‘It’s this, Spiregrain. It’s this,’ said Splint, his eyes still on fire. He scratched at his jaw with a gravelly sound and took a step back from the bed. Then he held up his arms. ‘Listen, my friends. When I fell down those nine steps three weeks ago, and pretended that I felt no pain, I confess to you now that I was in agony. And now! And now that he is dead I glory in my confession, for I am afraid of him no more; and I tell you – I tell you both, openly and with pride, that I look forward to my next accident, however serious it may be, because I will have nothing to hide. I will cry out to all Gormenghast, “I am in agony!” – and when my eyes fill with tears, they will be tears of joy and relief and not of pain. Oh, brothers! colleagues! do you not understand?’

Mr Splint took a step forward in his excitement, dropping his hands, which he had kept raised all this time (and at once they were gripped on either side). Oh, what friendship, what an access of honest friendship, rushed like electricity through their six hands.

There was no need to talk. They had turned their backs on their faith. Professor Splint had spoken for the three of them. Their cowardice (for they had never dared to express a doubt when the old man was alive) was something that bound them together now more tightly than a common valour could ever have done.

‘Grief’s gravy was an overstatement,’ said Throd. ‘I only said it because, after all, he is dead, and we did admire him in a way – and I like saying the right thing at the right time. I always have. But it was excessive.’

‘So was “Death’s icicle” I suppose,’ said Spiregrain, rather loftily; ‘but it was a neat phrase.’

‘Not when he was burned to death,’ said Throd, who saw no reason why Spiregrain should not recant as fully as himself.

‘Nevertheless,’ said Splint, who found himself the centre of the stage, which was usually monopolized by Spiregrain, ‘we are free. Our ideals are gone. We believe in pain. In life. In all those things which he told us didn’t exist.’

Spiregrain, with the guttering candle reflected on his glassy nose, drew himself up and, in a haughty tone, inquired of the others whether they didn’t think it would be more tactful to discuss their dismissal of their dead master’s Beliefs somewhat further from his relics. Though he was doubtless out of earshot he certainly didn’t look it.

They left at once, and directly the door had shut behind them the candle flame, after a short, abortive leap into the red air, grovelled for a moment in its cup of liquid wax and expired. The little red box of a room had become, according to one’s fancy, either a little black box or a tract of dread, imponderable space.

Once away from the death-chamber and a peculiar lightness sang in their bones.

‘You were right, Splint, my dear fellow … quite right. We are free, and no mistake.’ Spiregrain’s voice, thin, sharp, academic, had a buoyancy in it that caused his confederates to turn to him.

‘I knew you had a heart under it all,’ wheezed Throd. ‘I feel the same.’

‘No more Angels to look forward to!’ yelled Splint, in a great voice.

‘No more longing for Life’s End,’ boomed Throd.

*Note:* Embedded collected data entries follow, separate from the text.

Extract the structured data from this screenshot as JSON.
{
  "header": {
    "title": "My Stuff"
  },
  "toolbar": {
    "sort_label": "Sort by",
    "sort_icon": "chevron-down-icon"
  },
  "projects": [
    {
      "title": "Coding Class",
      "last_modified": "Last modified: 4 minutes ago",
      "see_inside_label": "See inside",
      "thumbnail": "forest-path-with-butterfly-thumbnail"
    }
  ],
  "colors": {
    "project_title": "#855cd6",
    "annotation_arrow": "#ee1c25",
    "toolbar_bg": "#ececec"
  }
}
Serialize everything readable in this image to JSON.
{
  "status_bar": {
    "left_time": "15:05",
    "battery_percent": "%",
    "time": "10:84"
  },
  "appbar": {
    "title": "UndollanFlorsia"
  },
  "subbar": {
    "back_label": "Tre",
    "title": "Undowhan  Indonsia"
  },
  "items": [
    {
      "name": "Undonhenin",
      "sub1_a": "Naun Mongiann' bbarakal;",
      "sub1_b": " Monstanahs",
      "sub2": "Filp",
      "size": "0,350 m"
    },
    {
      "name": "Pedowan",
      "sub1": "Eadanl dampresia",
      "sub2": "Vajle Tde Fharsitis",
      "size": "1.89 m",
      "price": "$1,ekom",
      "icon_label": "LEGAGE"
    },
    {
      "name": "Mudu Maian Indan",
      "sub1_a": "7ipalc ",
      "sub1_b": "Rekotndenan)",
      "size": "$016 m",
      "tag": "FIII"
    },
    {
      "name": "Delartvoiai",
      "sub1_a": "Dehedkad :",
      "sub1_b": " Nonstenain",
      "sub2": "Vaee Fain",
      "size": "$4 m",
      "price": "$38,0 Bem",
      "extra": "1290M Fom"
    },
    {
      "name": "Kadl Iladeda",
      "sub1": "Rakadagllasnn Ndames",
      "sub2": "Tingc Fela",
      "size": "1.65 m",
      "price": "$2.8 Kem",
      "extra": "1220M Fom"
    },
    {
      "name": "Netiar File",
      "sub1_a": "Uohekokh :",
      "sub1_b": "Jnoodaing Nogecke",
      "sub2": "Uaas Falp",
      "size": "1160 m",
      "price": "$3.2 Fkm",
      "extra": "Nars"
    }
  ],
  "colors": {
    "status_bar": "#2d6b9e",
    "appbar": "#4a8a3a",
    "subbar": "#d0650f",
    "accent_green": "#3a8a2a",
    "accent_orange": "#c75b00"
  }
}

‘Come, friends,’ screamed the glass-faced Spiregrain, forgetting his dignity, ‘let us begin to live again!’ and catching hold of their shoulders, he walked them rapidly along the corridor, his head held high, his mortar-board at a rakish angle. Their three gowns streamed behind them, the tassels of their headgear also, as they increased their pace. Turning this way and that, almost skimming the ground as they went, they threaded the arteries of cold stone until, suddenly, bursting out into the sunshine on the southern side of Gormenghast, they found ahead of them the wide sun-washed spaces, the tall trees fringing the foothills, and the mountain itself shining against the deep blue sky. For a moment the memory of the picture in their late master’s room flashed through their minds.

‘Oh, lush!’ they cried. ‘Oh, lush it is, for ever!’ And, breaking into a run and then a gallop, the three enfranchised professors, hand in hand, their black gowns floating on the air, bounded across the golden landscape, their shadows leaping beside them.

FOURTEEN

It was in Bellgrove’s class, one late afternoon, that Titus first thought consciously about the idea of colour: of things having colours: of everything having its own particular colour, and of the way in which every particular colour kept changing according to where it was, what the light was like, and what it was next to.